The World's Top Cop
The building's floorplan is a hollow square, with four wings surrounding a central courtyard, roofed by a glass pyramid six stories above the ground. Some 350 people from 55 nations work in the building, including 120 police officers on temporary assignment from member countries.
Interpol has no police power of its own; it cannot make arrests. It works through a national central bureau in each member country, which is staffed by that country's own police. This bureau is the single point of contact for foreign police who require assistance with investigations. The U.S., for example, has thousands of law-enforcement agencies at the national, state and local levels, but the national central bureau in Washington can put a foreign police investigator in touch with any of them.
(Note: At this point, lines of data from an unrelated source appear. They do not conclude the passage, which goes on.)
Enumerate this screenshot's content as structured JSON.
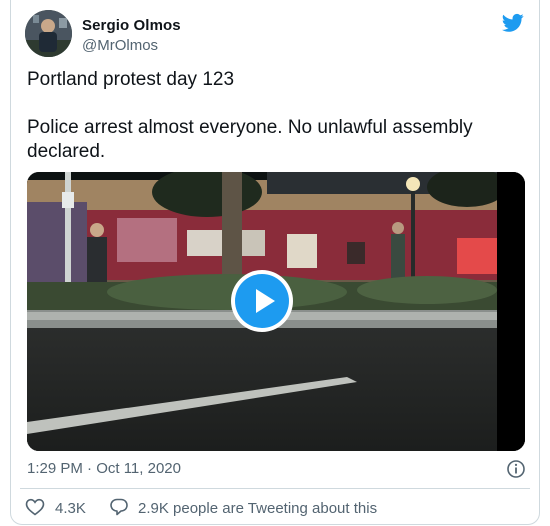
{
  "author": {
    "name": "Sergio Olmos",
    "handle": "@MrOlmos"
  },
  "tweet": {
    "line1": "Portland protest day 123",
    "line2": "Police arrest almost everyone.  No unlawful assembly",
    "line3": "declared."
  },
  "meta": {
    "timestamp": "1:29 PM · Oct 11, 2020"
  },
  "actions": {
    "likes": "4.3K",
    "talking": "2.9K people are Tweeting about this"
  },
  "icons": {
    "bird": "twitter-bird-icon",
    "play": "play-icon",
    "info": "info-icon",
    "heart": "heart-icon",
    "bubble": "speech-bubble-icon"
  },
  "colors": {
    "accent": "#1d9bf0",
    "secondary_text": "#536471"
  }
}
The Interpol building could be a corporate headquarters at first glance, but razor wire tops the green-metal fence that circles the perimeter. French gendarmes guard the entrance to the site. To enter, you must walk past the guards and announce yourself via an intercom at the front gate. After you have been buzzed through the gate, you proceed to a one-story entry area, separate from the main building. A wide swathe of bulletproof glass separates you from Interpol security officials, who slide out a drawer for your passport. You put anything you are carrying on a conveyor belt to be X-rayed, then step up to a floor-to-ceiling glass sphere emblazoned with the Interpol logo. The sphere swings open, and you step inside a transparent tube, where you are scanned by sensors. Then the far side of the tube opens and you are greeted by an Interpol official, who uses her badge to admit you into the main building. She leads you down a hallway to the light-filled atrium, lush with palms, ivy, ferns and other plants.
A badge is required to move between floors, using an elevator that looks like a glass cylinder rising from the atrium. Posters line the walls of the winding interior corridors--notices with the Interpol seal on a colored square in the right-hand corner. Some, called red notices, carry the photographs, fingerprints and descriptions of some of the world's most dangerous criminals and terrorists, including members of the Al Qaeda network.
The notice system is one of Interpol's primary tools in combating crime. Red notices are, in effect, international arrest warrants, honored by 135 countries (but not by the U.S.); blue notices trace offenders and locate witnesses; green notices provide warnings and intelligence about criminal activities and methods; yellow notices advertise missing persons; and black notices are used to identify bodies. The number of notices issued by Interpol has nearly doubled over the last five years. Some 1,740 were issued in 2001 (including 55 red notices for people suspected of involvement in the Sept. 11 attacks) and 1,400 people were arrested or located as a result.
It used to take as long as three months for Interpol to distribute a notice. In January, Noble implemented a new procedure that makes it possible to post high-priority notices to member bureaus in 72 hours.